13 Kasım 2009 Cuma

Banka kredilerinin ekonomik aktivite için önemi (1)

Önceki yazılarımda ekonomide bir çift dip yaşanması (W) senaryosu için yeterli olumsuzluk görmediğimi, ekonomilerde yılın ilk çeyreğinden sonra başlayan toparlanmanın kesintiye uğramadığını düşündüğümü ve halen de U tipi (kademeli ve zamana yayılan) bir toparlanmanın gerçekleşmesine daha fazla ihtimal verdiğimi belirtmiştim. Bu görüşümün arkasında, yaşanan resesyonun derinliği kadar, finans krizi olarak başlaması nedeniyle tüm dünyada bankacılık sistemlerinde kredi koşullarında belirgin bir sıkılaşma görülmesi ve bu durumun reel sektöre kredi akışını azaltması yani kısacası “kredi kanallarındaki tıkanıklık” faktörü de bulunuyordu. Gelişmiş ülkelerde kredi koşullarında sıkılaşma subprime krizi ile 2007 ortalarında başlamış ve en sıkı durumuna 2008 sonunda gelmişti. Kriz öncesi dönemde ABD ve Euro Bölgesinde yıllık ortalama % 10 civarı büyüyen kredi hacmi, bu tutum doğrultusunda ve banka varlıklarında nakit ve tahvilin payının artması sonucunda, ABD’de Eylül sonu itibarı ile % 8’e yakın daralma, Euro Bölgesinde ise sıfır büyüme noktalarına kadar geldi. Ancak kredi stokunun azalışı nedeniyle yıllık karşılaştırmalarda devam eden daralmaya karşılık, ekonomik aktivite için daha önemli olan kredi akımlarının, kredi koşullarının en sıkı noktasından yavaş yavaş gevşetilmeye başlamasıyla birlikte, pozitif bölgeye geçtiği izlendi. Örneğin, Türk Bankacılık sisteminde kredi hacmi önceki yılın aynı dönemine göre karşılaştırmada 23 Ekim itibarı ile % 0.9 azalış gösterirken, Şubat sonundan itibaren haftalık değişimlerin pozitif bölgeye geçtiği ve bu görünümün ekonomik aktivitenin dipten döndüğü tarihlerle uyumlu olduğu gözlenmektedir. Bu bağlamda, toparlanmanın güçlenmesi açısından pozitif bölgede olan kredi akımlarının artması önemli olurken, ABD ve Euro Bölgesi’nde açıklanan son anketlerde kredi koşullarında sıkılığın azalışına devam ediyor olmasını, hatta ECB anketinin koşulların gevşetilmeye başlandığını göstermesini önemli buluyorum.
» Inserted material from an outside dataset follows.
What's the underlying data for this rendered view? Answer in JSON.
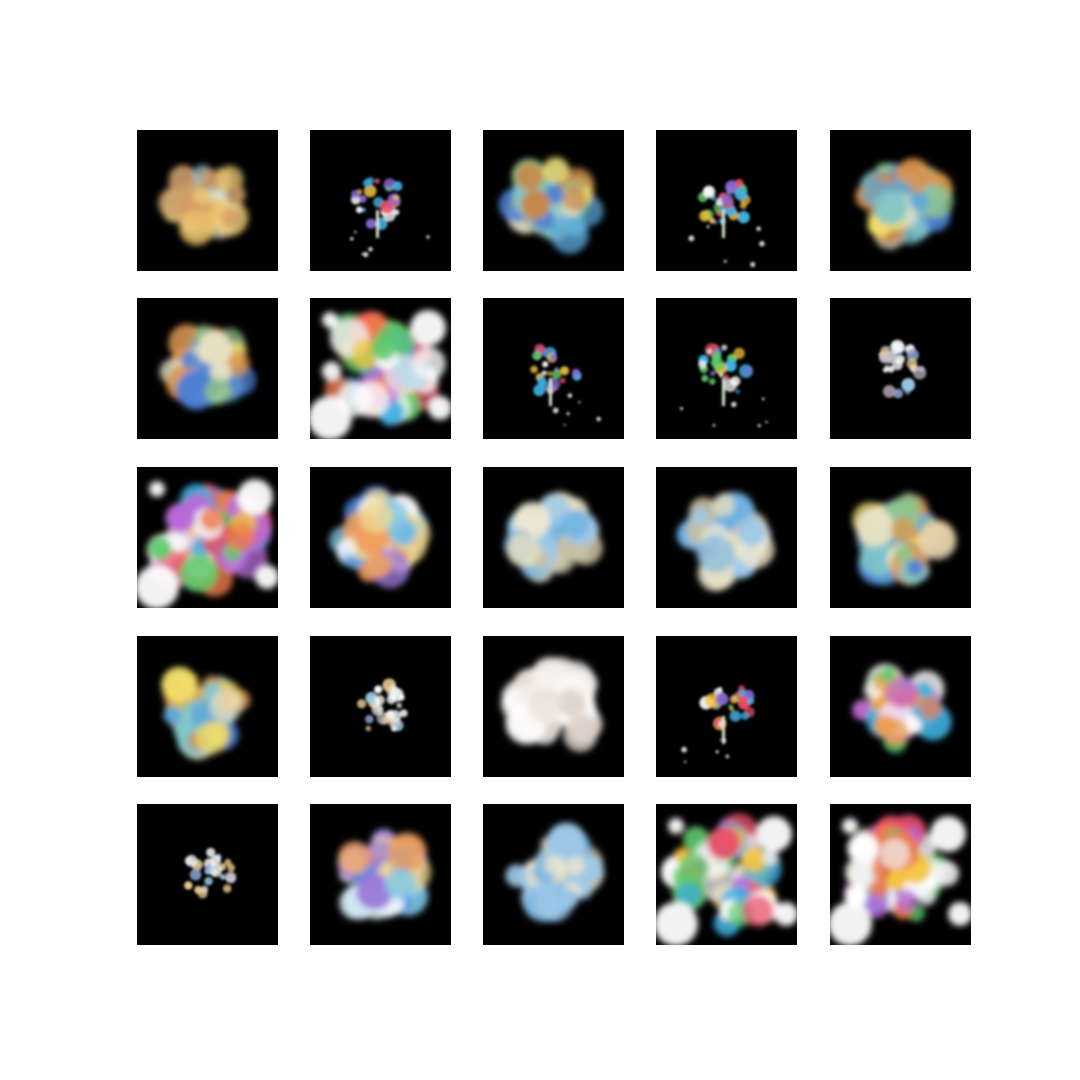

Türkiye’de ise kredi koşullarında göreceli gevşeme eğiliminin dünyadaki eğilimin aksine kesintiye uğradığını gözlemekteyim. Bunu nereden mi görüyorum?.. TCMB’nin uzunca bir süredir yayınlamakta olduğu Banka Kredileri Eğilim Anketi’nden elbette.. Bu anketin 3. Çeyrek sonuçları, bankaların işletmelere verilen kredilere uyguladıkları standartları sıkılaştırma yönündeki eğilimlerinin, küçük ve orta ölçekli işletmelere (KOBİ) verilen krediler dışındaki tüm kredi türlerinde devam ettiğini gösteriyor. Geçen dönemde standartlar üzerinde sıkılaştırıcı yöndeki etkisi hayli azalmış olan genel ekonomik faaliyetlere ilişkin beklentilerin bu dönemde tekrar etkili olmaya başladığı, sıkılaştırıcı yönde en çok etki eden bir diğer faktörün ise endüstri ya da firmalara ilişkin görünüm olduğu görülmekte. Bankaları kredi standartlarının gevşetilmesi yönünde etkileyen tek faktör ise diğer bankaların rekabeti olmuş. İşletmelere verilen kredilerin koşul ve kuralları incelendiğinde ortalama krediler üzerindeki kar marjının gevşetilen tek koşul olduğu ve bankaların son dönemlerde ilk kez kar marjını kıstıkları da görülmekte. Banka kredileri ve ekonomiler açısından önemi konusuna devam edeceğim.